No, en realidad no. Porque, el resultado obtenido por la suma de nueve términos producto puede ser igual al producto de un solo término si el efecto colectivo de los otros ocho términos producto se iguala a cero. Una de estas formas es el caso en el que cada producto de los otros ocho términos se evalúa a sí mismo como cero. En el contexto de nuestro ejemplo, esto significa que todos los términos del producto correspondientes a los píxeles no superpuestos (entre la imagen y el núcleo) deben ser cero para que los resultados de la fórmula-computación sean iguales a los de la gráfica-computación.
Desde nuestro conocimiento elemental de las matemáticas, sabemos que si al menos uno de los factores implicados en la multiplicación es cero, entonces el producto resultante también es cero. Por esta analogía, podemos afirmar que, en nuestro ejemplo, necesitamos tener una imagen-píxel de valor cero correspondiente a cada píxel no solapado de la matriz del núcleo. La representación pictórica de esto sería la que se muestra en la Figura 7b. Una cosa importante a tener en cuenta aquí es que la adición de ceros a la imagen no altera la imagen en ningún sentido, excepto en su tamaño.
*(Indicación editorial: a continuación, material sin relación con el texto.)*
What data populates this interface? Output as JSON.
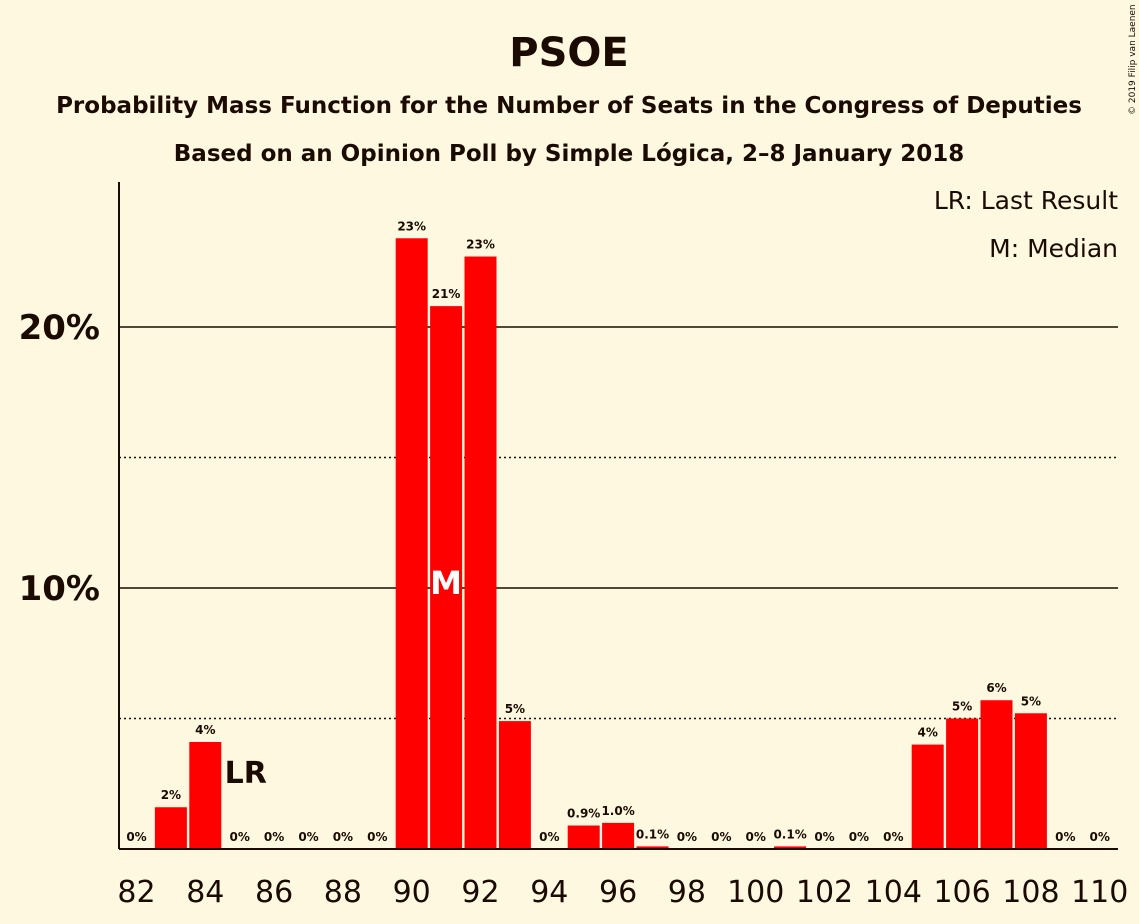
{
  "chart_data": {
    "type": "bar",
    "title": "PSOE",
    "subtitle": "Probability Mass Function for the Number of Seats in the Congress of Deputies",
    "subtitle2": "Based on an Opinion Poll by Simple Lógica, 2–8 January 2018",
    "credit": "© 2019 Filip van Laenen",
    "legend": [
      "LR: Last Result",
      "M: Median"
    ],
    "legend_position": "top-right",
    "ylim": [
      0,
      25.5
    ],
    "yticks": [
      {
        "value": 10,
        "label": "10%",
        "style": "solid"
      },
      {
        "value": 20,
        "label": "20%",
        "style": "solid"
      }
    ],
    "dotted_gridlines": [
      5,
      15
    ],
    "xtick_labels": [
      "82",
      "84",
      "86",
      "88",
      "90",
      "92",
      "94",
      "96",
      "98",
      "100",
      "102",
      "104",
      "106",
      "108",
      "110"
    ],
    "categories": [
      82,
      83,
      84,
      85,
      86,
      87,
      88,
      89,
      90,
      91,
      92,
      93,
      94,
      95,
      96,
      97,
      98,
      99,
      100,
      101,
      102,
      103,
      104,
      105,
      106,
      107,
      108,
      109,
      110
    ],
    "values": [
      0,
      1.6,
      4.1,
      0,
      0,
      0,
      0,
      0,
      23.4,
      20.8,
      22.7,
      4.9,
      0,
      0.9,
      1.0,
      0.1,
      0,
      0,
      0,
      0.1,
      0,
      0,
      0,
      4.0,
      5.0,
      5.7,
      5.2,
      0,
      0
    ],
    "labels": [
      "0%",
      "2%",
      "4%",
      "0%",
      "0%",
      "0%",
      "0%",
      "0%",
      "23%",
      "21%",
      "23%",
      "5%",
      "0%",
      "0.9%",
      "1.0%",
      "0.1%",
      "0%",
      "0%",
      "0%",
      "0.1%",
      "0%",
      "0%",
      "0%",
      "4%",
      "5%",
      "6%",
      "5%",
      "0%",
      "0%"
    ],
    "last_result": {
      "seat": 85,
      "label": "LR"
    },
    "median": {
      "seat": 91,
      "label": "M"
    },
    "colors": {
      "bar": "#ff0000",
      "background": "#fff8e1",
      "text": "#1a0a00"
    }
  }
}
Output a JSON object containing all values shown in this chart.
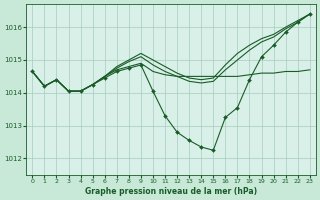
{
  "background_color": "#c8e8d8",
  "plot_bg_color": "#d8f0e8",
  "grid_color": "#a8ccc0",
  "line_color": "#1a5c28",
  "xlabel": "Graphe pression niveau de la mer (hPa)",
  "xlim": [
    -0.5,
    23.5
  ],
  "ylim": [
    1011.5,
    1016.7
  ],
  "yticks": [
    1012,
    1013,
    1014,
    1015,
    1016
  ],
  "xticks": [
    0,
    1,
    2,
    3,
    4,
    5,
    6,
    7,
    8,
    9,
    10,
    11,
    12,
    13,
    14,
    15,
    16,
    17,
    18,
    19,
    20,
    21,
    22,
    23
  ],
  "series_dip": {
    "x": [
      0,
      1,
      2,
      3,
      4,
      5,
      6,
      7,
      8,
      9,
      10,
      11,
      12,
      13,
      14,
      15,
      16,
      17,
      18,
      19,
      20,
      21,
      22,
      23
    ],
    "y": [
      1014.65,
      1014.2,
      1014.4,
      1014.05,
      1014.05,
      1014.25,
      1014.45,
      1014.65,
      1014.75,
      1014.85,
      1014.05,
      1013.3,
      1012.8,
      1012.55,
      1012.35,
      1012.25,
      1013.25,
      1013.55,
      1014.4,
      1015.1,
      1015.45,
      1015.85,
      1016.15,
      1016.4
    ]
  },
  "series_flat": {
    "x": [
      0,
      1,
      2,
      3,
      4,
      5,
      6,
      7,
      8,
      9,
      10,
      11,
      12,
      13,
      14,
      15,
      16,
      17,
      18,
      19,
      20,
      21,
      22,
      23
    ],
    "y": [
      1014.65,
      1014.2,
      1014.4,
      1014.05,
      1014.05,
      1014.25,
      1014.5,
      1014.7,
      1014.8,
      1014.9,
      1014.65,
      1014.55,
      1014.5,
      1014.5,
      1014.5,
      1014.5,
      1014.5,
      1014.5,
      1014.55,
      1014.6,
      1014.6,
      1014.65,
      1014.65,
      1014.7
    ]
  },
  "series_rise1": {
    "x": [
      0,
      1,
      2,
      3,
      4,
      5,
      6,
      7,
      8,
      9,
      10,
      11,
      12,
      13,
      14,
      15,
      16,
      17,
      18,
      19,
      20,
      21,
      22,
      23
    ],
    "y": [
      1014.65,
      1014.2,
      1014.4,
      1014.05,
      1014.05,
      1014.25,
      1014.5,
      1014.75,
      1014.95,
      1015.1,
      1014.85,
      1014.65,
      1014.5,
      1014.35,
      1014.3,
      1014.35,
      1014.7,
      1015.0,
      1015.3,
      1015.55,
      1015.7,
      1015.95,
      1016.15,
      1016.4
    ]
  },
  "series_rise2": {
    "x": [
      0,
      1,
      2,
      3,
      4,
      5,
      6,
      7,
      8,
      9,
      10,
      11,
      12,
      13,
      14,
      15,
      16,
      17,
      18,
      19,
      20,
      21,
      22,
      23
    ],
    "y": [
      1014.65,
      1014.2,
      1014.4,
      1014.05,
      1014.05,
      1014.25,
      1014.5,
      1014.8,
      1015.0,
      1015.2,
      1015.0,
      1014.8,
      1014.6,
      1014.45,
      1014.4,
      1014.45,
      1014.85,
      1015.2,
      1015.45,
      1015.65,
      1015.78,
      1016.0,
      1016.2,
      1016.4
    ]
  }
}
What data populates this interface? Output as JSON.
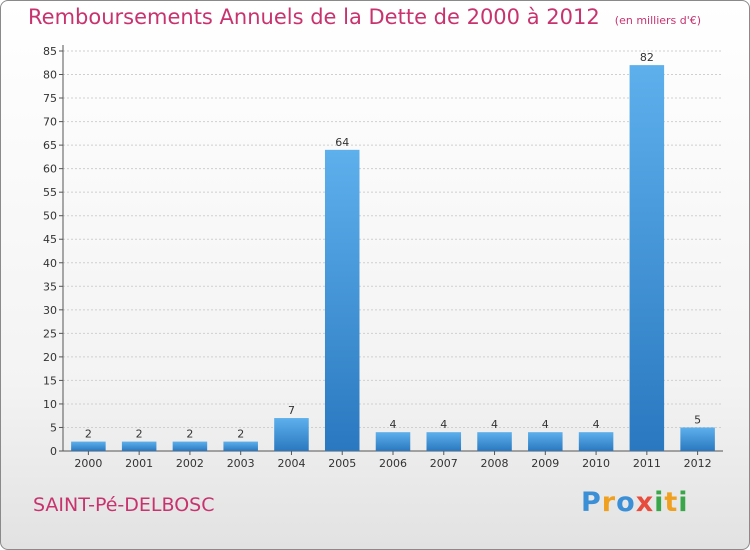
{
  "chart_data": {
    "type": "bar",
    "title": "Remboursements Annuels de la Dette de 2000 à 2012",
    "subtitle": "(en milliers d'€)",
    "categories": [
      "2000",
      "2001",
      "2002",
      "2003",
      "2004",
      "2005",
      "2006",
      "2007",
      "2008",
      "2009",
      "2010",
      "2011",
      "2012"
    ],
    "values": [
      2,
      2,
      2,
      2,
      7,
      64,
      4,
      4,
      4,
      4,
      4,
      82,
      5
    ],
    "ylim": [
      0,
      85
    ],
    "yticks": [
      0,
      5,
      10,
      15,
      20,
      25,
      30,
      35,
      40,
      45,
      50,
      55,
      60,
      65,
      70,
      75,
      80,
      85
    ],
    "grid": true,
    "bar_color": "#3d8fd4",
    "title_color": "#c8336e"
  },
  "footer": {
    "commune": "SAINT-Pé-DELBOSC",
    "brand": "Proxiti"
  }
}
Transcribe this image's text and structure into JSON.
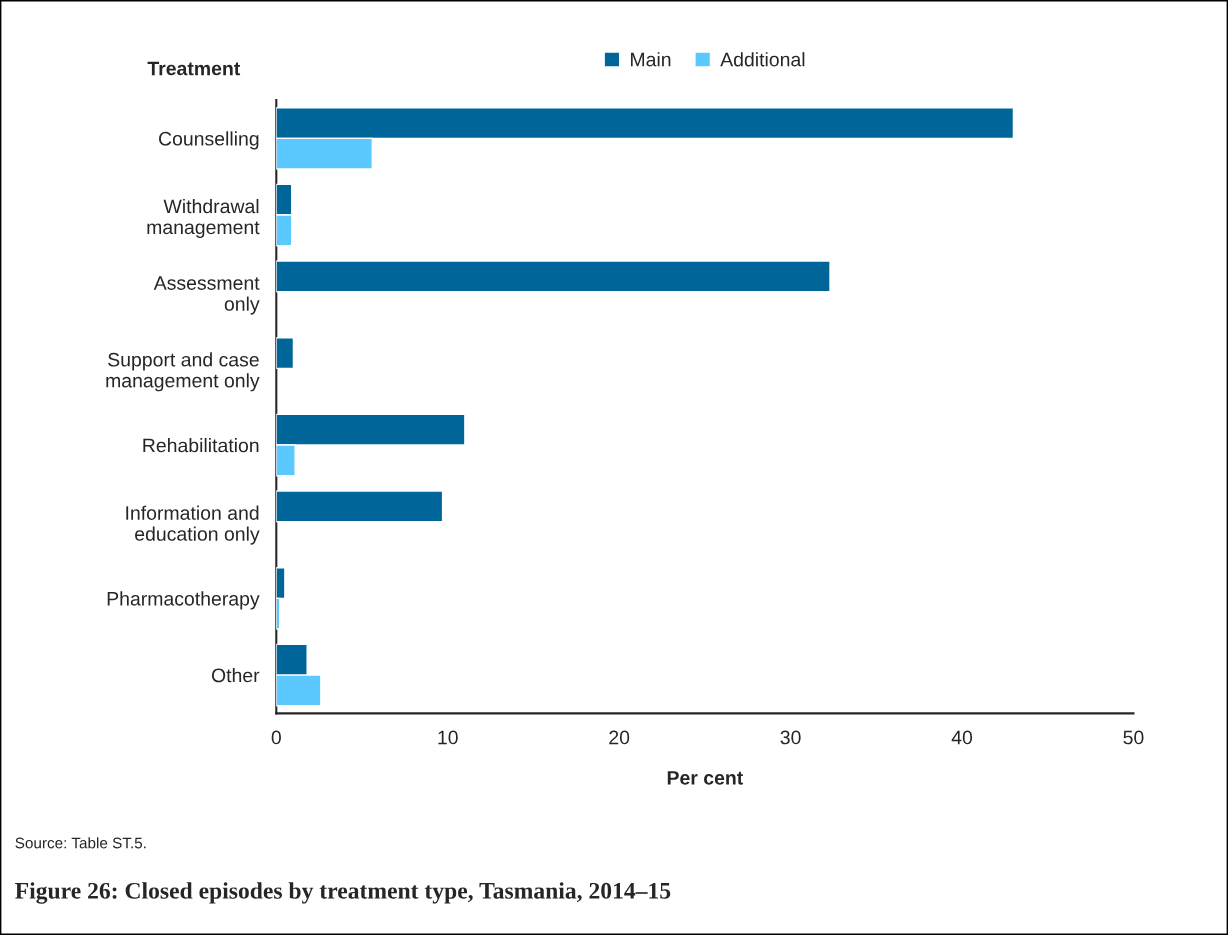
{
  "chart_data": {
    "type": "bar",
    "orientation": "horizontal",
    "title": "Figure 26: Closed episodes by treatment type, Tasmania, 2014–15",
    "xlabel": "Per cent",
    "ylabel": "Treatment",
    "categories": [
      "Counselling",
      "Withdrawal\nmanagement",
      "Assessment\nonly",
      "Support and case\nmanagement only",
      "Rehabilitation",
      "Information and\neducation only",
      "Pharmacotherapy",
      "Other"
    ],
    "series": [
      {
        "name": "Main",
        "color": "#006699",
        "values": [
          43.0,
          0.9,
          32.3,
          1.0,
          11.0,
          9.7,
          0.5,
          1.8
        ]
      },
      {
        "name": "Additional",
        "color": "#5bc8ff",
        "values": [
          5.6,
          0.9,
          null,
          null,
          1.1,
          null,
          0.2,
          2.6
        ]
      }
    ],
    "xlim": [
      0,
      50
    ],
    "xticks": [
      0,
      10,
      20,
      30,
      40,
      50
    ],
    "grid": false,
    "legend": "top",
    "annotations": [
      "Source: Table ST.5."
    ]
  }
}
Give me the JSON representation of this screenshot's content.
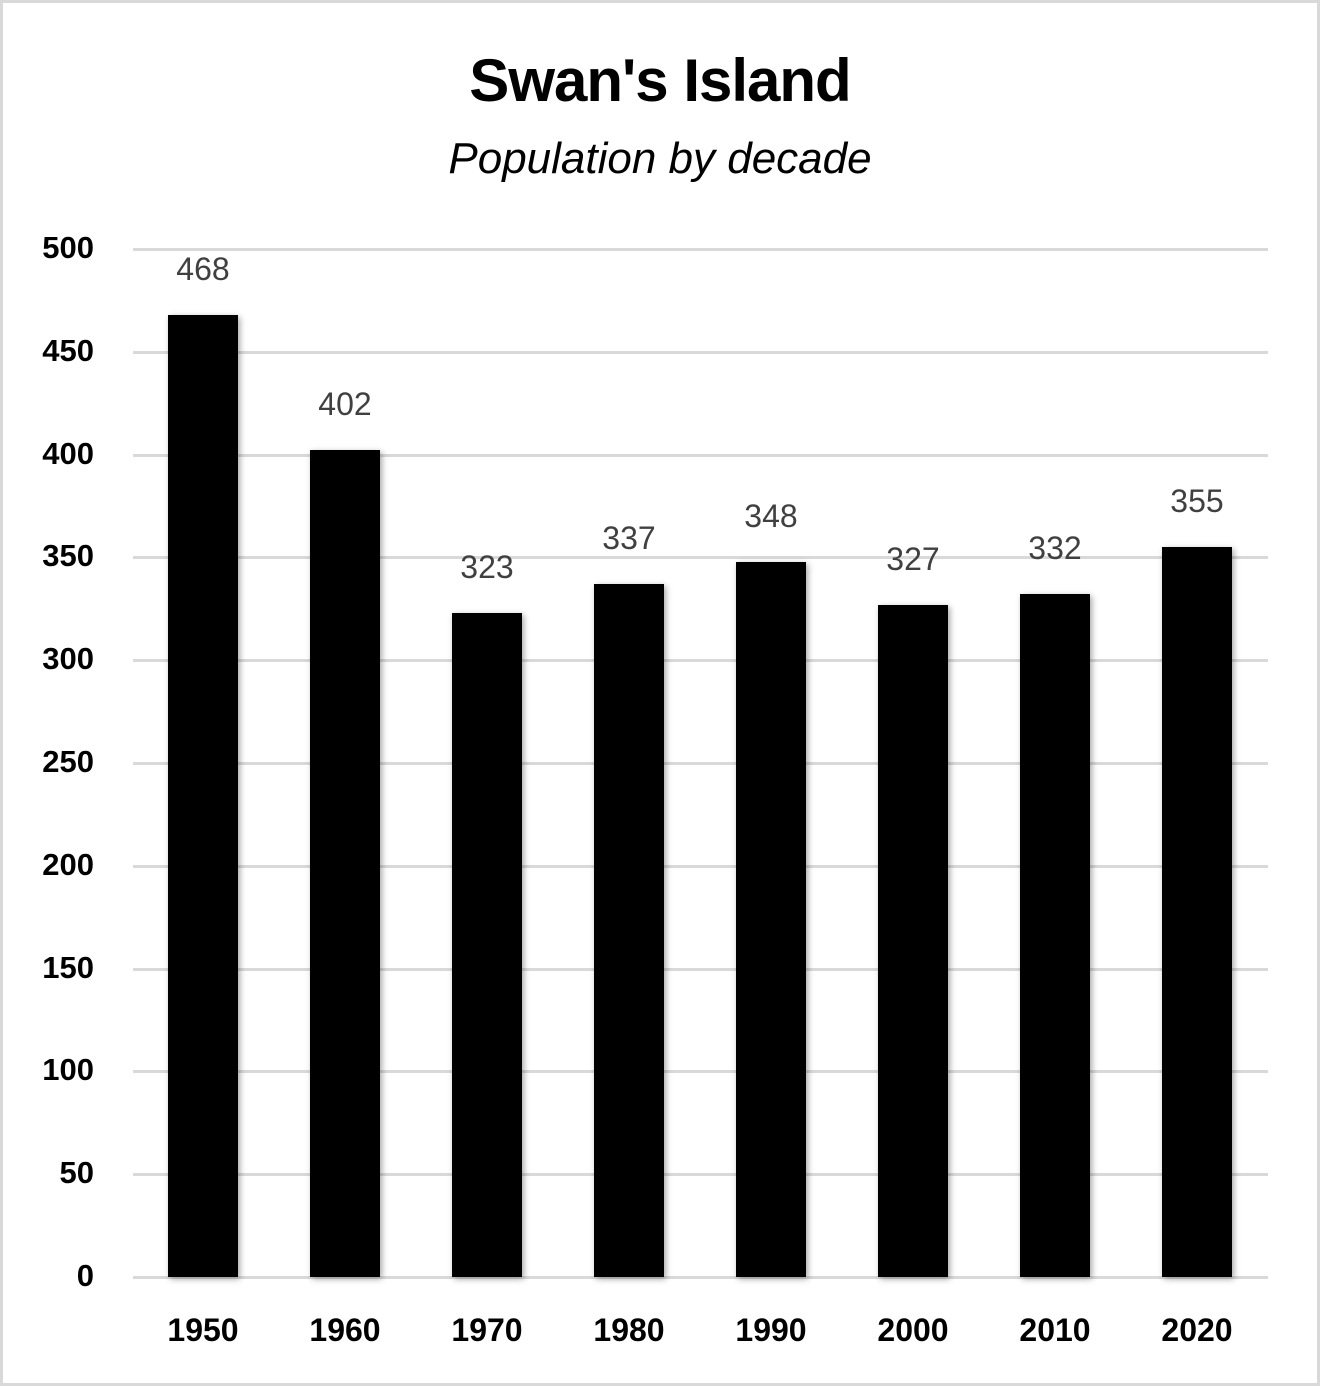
{
  "chart_data": {
    "type": "bar",
    "title": "Swan's Island",
    "subtitle": "Population by decade",
    "xlabel": "",
    "ylabel": "",
    "categories": [
      "1950",
      "1960",
      "1970",
      "1980",
      "1990",
      "2000",
      "2010",
      "2020"
    ],
    "values": [
      468,
      402,
      323,
      337,
      348,
      327,
      332,
      355
    ],
    "value_labels": [
      "468",
      "402",
      "323",
      "337",
      "348",
      "327",
      "332",
      "355"
    ],
    "ylim": [
      0,
      500
    ],
    "yticks": [
      "0",
      "50",
      "100",
      "150",
      "200",
      "250",
      "300",
      "350",
      "400",
      "450",
      "500"
    ],
    "grid": true,
    "legend": "none",
    "bar_color": "#000000",
    "label_color": "#404040",
    "grid_color": "#d9d9d9"
  }
}
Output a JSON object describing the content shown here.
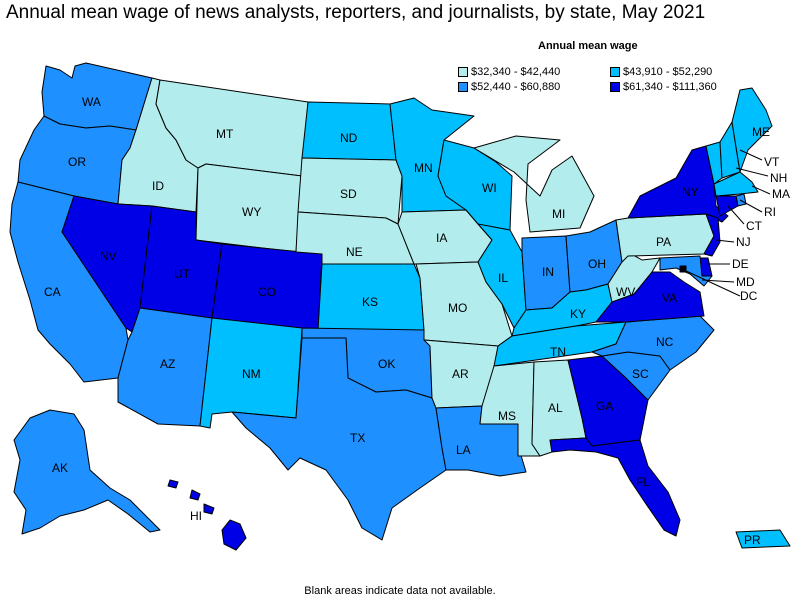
{
  "title": "Annual mean wage of news analysts, reporters, and journalists, by state, May 2021",
  "legend": {
    "title": "Annual mean wage",
    "items": [
      {
        "label": "$32,340 - $42,440",
        "color": "#b3ecec"
      },
      {
        "label": "$43,910 - $52,290",
        "color": "#00bfff"
      },
      {
        "label": "$52,440 - $60,880",
        "color": "#1e90ff"
      },
      {
        "label": "$61,340 - $111,360",
        "color": "#0000e6"
      }
    ]
  },
  "footnote": "Blank areas indicate data not available.",
  "states": [
    {
      "code": "WA",
      "class": 3
    },
    {
      "code": "OR",
      "class": 3
    },
    {
      "code": "CA",
      "class": 3
    },
    {
      "code": "ID",
      "class": 1
    },
    {
      "code": "NV",
      "class": 4
    },
    {
      "code": "MT",
      "class": 1
    },
    {
      "code": "WY",
      "class": 1
    },
    {
      "code": "UT",
      "class": 4
    },
    {
      "code": "CO",
      "class": 4
    },
    {
      "code": "AZ",
      "class": 3
    },
    {
      "code": "NM",
      "class": 2
    },
    {
      "code": "ND",
      "class": 2
    },
    {
      "code": "SD",
      "class": 1
    },
    {
      "code": "NE",
      "class": 1
    },
    {
      "code": "KS",
      "class": 2
    },
    {
      "code": "OK",
      "class": 3
    },
    {
      "code": "TX",
      "class": 3
    },
    {
      "code": "MN",
      "class": 2
    },
    {
      "code": "IA",
      "class": 1
    },
    {
      "code": "MO",
      "class": 1
    },
    {
      "code": "AR",
      "class": 1
    },
    {
      "code": "LA",
      "class": 3
    },
    {
      "code": "WI",
      "class": 2
    },
    {
      "code": "IL",
      "class": 2
    },
    {
      "code": "MI",
      "class": 1
    },
    {
      "code": "IN",
      "class": 3
    },
    {
      "code": "OH",
      "class": 3
    },
    {
      "code": "KY",
      "class": 2
    },
    {
      "code": "TN",
      "class": 2
    },
    {
      "code": "MS",
      "class": 1
    },
    {
      "code": "AL",
      "class": 1
    },
    {
      "code": "GA",
      "class": 4
    },
    {
      "code": "FL",
      "class": 4
    },
    {
      "code": "SC",
      "class": 3
    },
    {
      "code": "NC",
      "class": 3
    },
    {
      "code": "VA",
      "class": 4
    },
    {
      "code": "WV",
      "class": 1
    },
    {
      "code": "PA",
      "class": 1
    },
    {
      "code": "NY",
      "class": 4
    },
    {
      "code": "VT",
      "class": 2
    },
    {
      "code": "NH",
      "class": 2
    },
    {
      "code": "ME",
      "class": 2
    },
    {
      "code": "MA",
      "class": 2
    },
    {
      "code": "RI",
      "class": 3
    },
    {
      "code": "CT",
      "class": 4
    },
    {
      "code": "NJ",
      "class": 4
    },
    {
      "code": "DE",
      "class": 4
    },
    {
      "code": "MD",
      "class": 3
    },
    {
      "code": "DC",
      "class": 4
    },
    {
      "code": "AK",
      "class": 3
    },
    {
      "code": "HI",
      "class": 4
    },
    {
      "code": "PR",
      "class": 2
    }
  ]
}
Figura 7: Relleno cero mostrado para el primer píxel de la imagen (dibujado por mí)
Este proceso de adición de ceros adicionales se conoce como relleno cero y se requiere que se haga en cada caso en el que no haya píxeles de la imagen que se superpongan a los píxeles del núcleo. En nuestro ejemplo, el relleno cero debe realizarse para todos y cada uno de los píxeles que se encuentran a lo largo de las dos primeras filas y columnas, así como los que aparecen a lo largo de las dos últimas filas y columnas (estos píxeles se muestran en azul en la Figura 8). En general, el número de filas o columnas que hay que rellenar de cero en cada lado de la imagen de entrada viene dado por (número de filas o columnas en el núcleo – 1).
Figura 8
Una cosa importante que hay que mencionar es el hecho de que el relleno de cero no es la única forma de tratar los efectos de borde provocados por la convolución. Otras técnicas de relleno incluyen el relleno de réplica, la extensión periódica, el reflejo, etc. (Digital Image Processing Using Matlab 2E, González, Tata McGraw-Hill Education, 2009).
Resumen
Este artículo tiene como objetivo explicar el método gráfico de la convolución bidimensional y el concepto de relleno cero con respecto al procesamiento digital de imágenes.